Am 1. April 2017 soll die AÜG-Reform in Kraft treten, die eine schärfere Regulierung und Bekämpfung des Missbrauchs von Zeitarbeit und Werkverträgen beinhaltet. Wie nötig ist eine solche Reform?
Das Ziel des Gesetzgebers, missbräuchliche Werkvertragsregelungen zu verhindern, wird grundsätzlich von allen Seiten unterstützt. Allerdings gilt schon heute, dass es nicht erlaubt ist, Werkverträge missbräuchlich einzusetzen, obwohl eigentlich eine Arbeitnehmerüberlassung intendiert ist. Für diesen Fall sieht das Gesetz bereits entsprechende Sanktionsmechanismen vor. Der Gesetzgeber schießt mit seinem neuen AÜG über das Ziel hinaus und beschränkt stattdessen die Flexibilität der Unternehmen. Aus Sicht des Interessenverbands Deutscher Zeitarbeitsunternehmer (iGZ) ist das neue Gesetz unnötig. Für die Zeitarbeitsbranche besteht eine Tarifabdeckung von über 90 Prozent.
Die wichtigste Neuerung ist die gesetzliche Regelung zum Grundsatz Equal Pay – gleicher Lohn für gleiche Arbeit. Was bedeutet das für die Arbeitgeber?

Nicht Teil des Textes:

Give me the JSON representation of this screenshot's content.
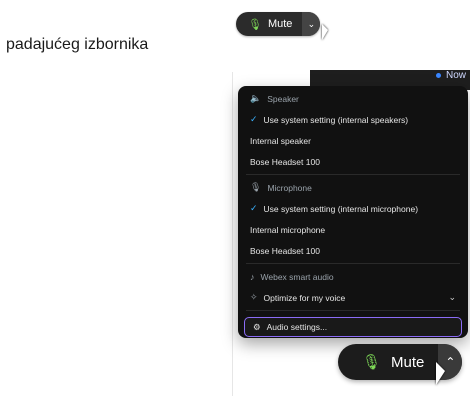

Für die Arbeitgeber ändert sich nur bei längeren Einsätzen etwas. Wird ein Mitarbeiter für weniger als neun Monate in einem Kundenbetrieb eingesetzt, fällt dieser Einsatz nicht in den Geltungsbereich der Equal-Pay-Regelung. Für alle Zeitarbeitsunternehmen, die Mitarbeiter mit längeren Einsätzen haben, entsteht ein erheblicher bürokratischer Mehraufwand. Denn das konkrete Arbeitsentgelt eines vergleichbaren Arbeitnehmers kann von Betrieb zu Betrieb trotz möglicherweise gleicher Aufgaben variieren. Zeitarbeitsfirmen müssen dann die Arbeitsentgelte jedes ihrer Kundenunternehmen für jeden Mitarbeiter einzeln nachvollziehen. Sofern tariflich vereinbarte Branchenzuschläge gezahlt werden, von denen der Arbeitnehmer schon nach sechs Wochen profitiert, muss ein vergleichbarer Lohn nach 15 Monaten gezahlt werden.
Welche Vor- und Nachteile hat die Einführung einer Überlassungshöchstdauer von 18 Monaten?

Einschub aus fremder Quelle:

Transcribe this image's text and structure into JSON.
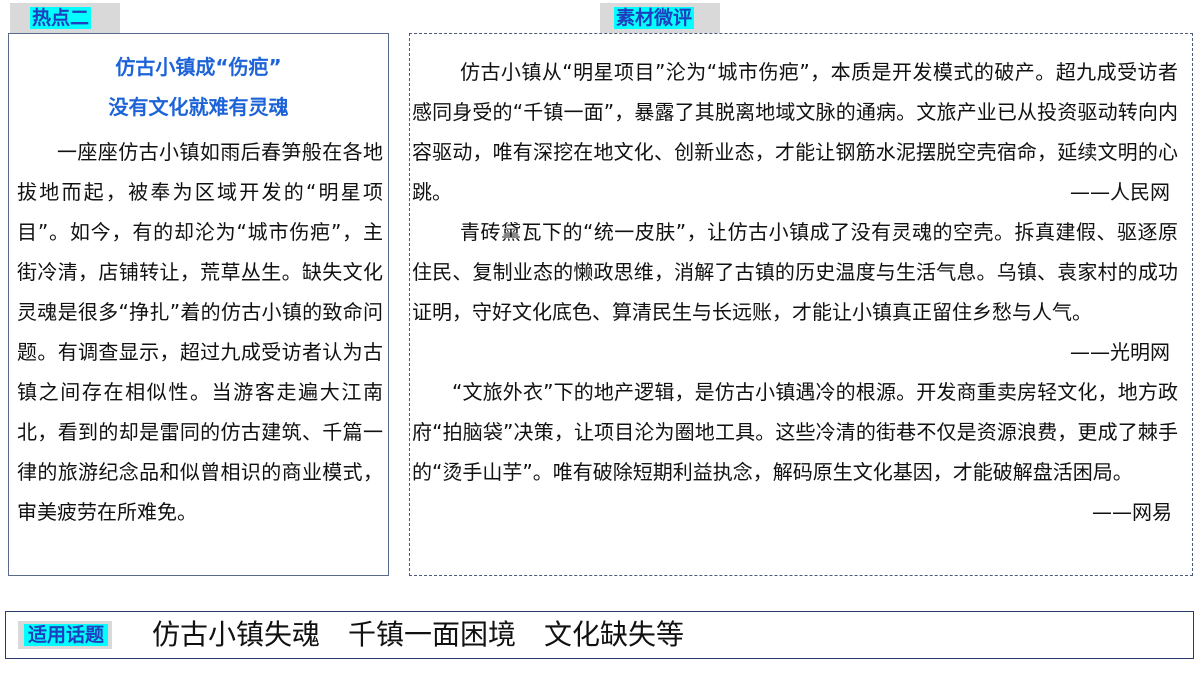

Sowohl aus Arbeitnehmer- als auch aus Arbeitgebersicht gibt es nur Nachteile. Die Übernahme eines Zeitarbeitnehmers in die Stammbelegschaft wird wahrscheinlicher, je länger er im selben Betrieb eingesetzt wird. Durch die Begrenzung der Überlassung wird dem eher entgegengewirkt, anstatt die Übernahme zu unterstützen. Da die Höchstüberlassungsdauer arbeitsplatzbezogen ist, kann im schlechtesten Fall der Arbeitnehmer ausgetauscht werden. Der Arbeitnehmer verliert dann sein Gehaltsniveau. Equal Pay gilt erst nach neun Monaten, und bei einem neuen Einsatz muss er wieder mit einem niedrigeren Gehalt anfangen. Warum der Gesetzgeber längere Einsätze verhindern möchte, obwohl die die Arbeitnehmer durch die Equal Pay Regelung gleich bezahlt werden und besonders die längeren Einsätze hiervon profitieren könnten, erschließt sich nicht.

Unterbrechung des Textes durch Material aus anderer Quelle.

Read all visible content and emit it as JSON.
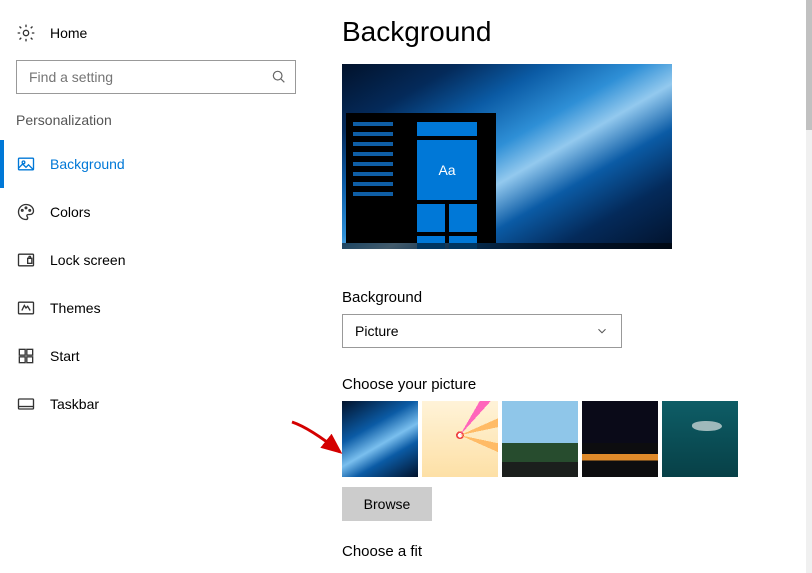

Setzt der Arbeitgeber nach 18 Monaten einen neuen Zeitarbeitnehmer auf dem gleichen Arbeitsplatz ein, muss er diesen erneut anlernen. Ihm entsteht damit ein Mehraufwand. Längere Einsätze wie Elternzeitvertretungen werden durch die Gesetzesänderung schwieriger umzusetzen sein. Anspruchsvolle projektbezogene Einsätze können kaum noch realisiert werden, da qualifiziertes Fachpersonal nicht einfach ersetzt werden kann. Bei Projekten von Ingenieuren beispielsweise stellt sich in Zukunft die Frage der Umsetzung.
Der Einsatz entliehener Arbeitnehmer als Streikbrecher soll verboten werden, sofern der Betrieb des Entleihers unmittelbar durch einen Arbeitskampf betroffen ist. Gab es denn in der Vergangenheit Zeitarbeiter, die als Streikbrecher eingesetzt wurden?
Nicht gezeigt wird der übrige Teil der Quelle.